Two normal sea cliffs may be instanced. First, the chalk cliffs of Normandy are manifestly the work of abrasion and are as manifestly retreating actively in consequence of the attack of the waves at their base. This is proved by the not infrequent cracks seen on the upland surface a little distance back from the cliff top and of so recent origin that they cross the lines of plow furrows; it is also shown by the not infrequent occurrence of recently fallen cliff-face slabs, which form rock-fall cones not yet removed by the waves. The rock platform at the cliff base is ordinarily covered by a sheet of detritus, chiefly composed of chalk flints, which forms a pebble beach along the shore and extends seaward below low-tide level with gradually increasing depth; but the platform is occasionally and locally laid bare near the shore, presumably by storm action, and it may then be seen to lie between low- and high-tide levels.

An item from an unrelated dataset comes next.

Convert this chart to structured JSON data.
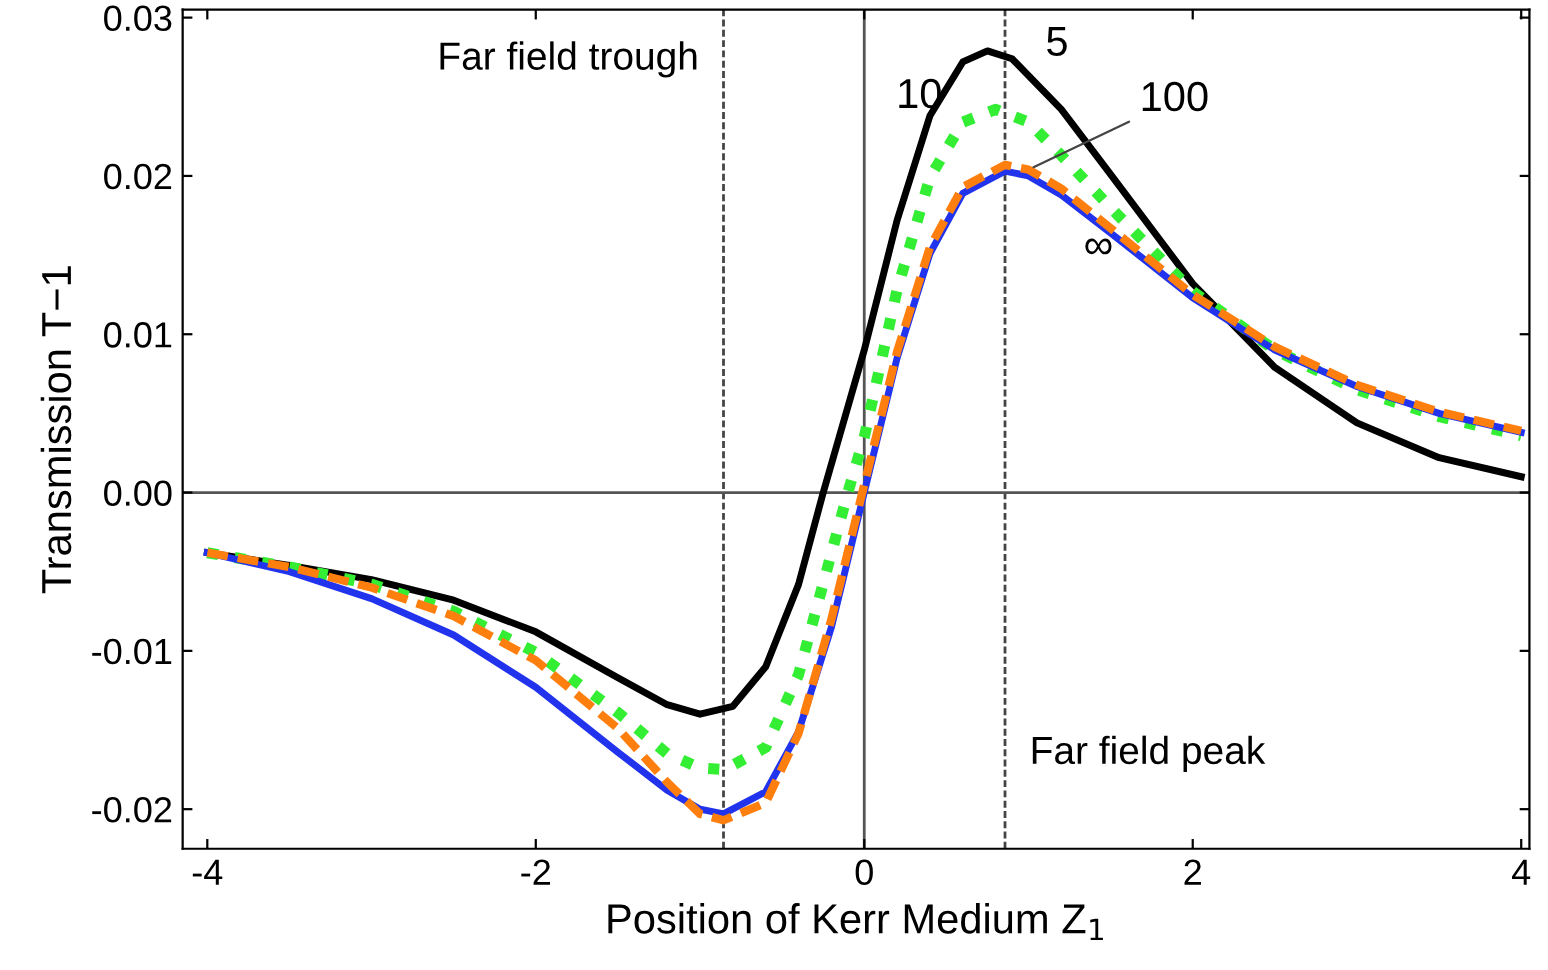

A second instance may be cited from the southern end of the North Island of New Zealand, near Wellington, where the coast, which I saw in company with Mr. C. A. Cotton in 1914, was suddenly elevated a few feet at the time of an earthquake threequarters of a century ago. There the cliff-base platform is well revealed. It rises landward very gradually from the new shore line, bearing a few small unconsumed rock stacks and patches of gravel; its line of junction with the cliff base is a little lower than the gravel beaches which must have stood a little above high-tide level when the platform and cliff were in process of production.
With these indications of the normal relation between cliffs, platforms, and sea level in mind, it seemed to me clear that the plunging cliffs of St. Lucia recorded a change in the relative attitude of land and sea. Their plunge might be explained as a consequence of insular subsidence in an ocean of constant level. In view, however, of the repeated occurrence of plunging-cliff islands in the marginal belt of the coral seas, where they are so constantly associated with rather extensive submarine banks and with imperfect bank reefs, the plunge of the cliffs seems best explained by the Postglacial rise of the ocean from the somewhat lowered level it had in the Glacial epochs, when it is supposed the cliffs were cut because of the temporary lapse of reef protection which the islands had long previously enjoyed.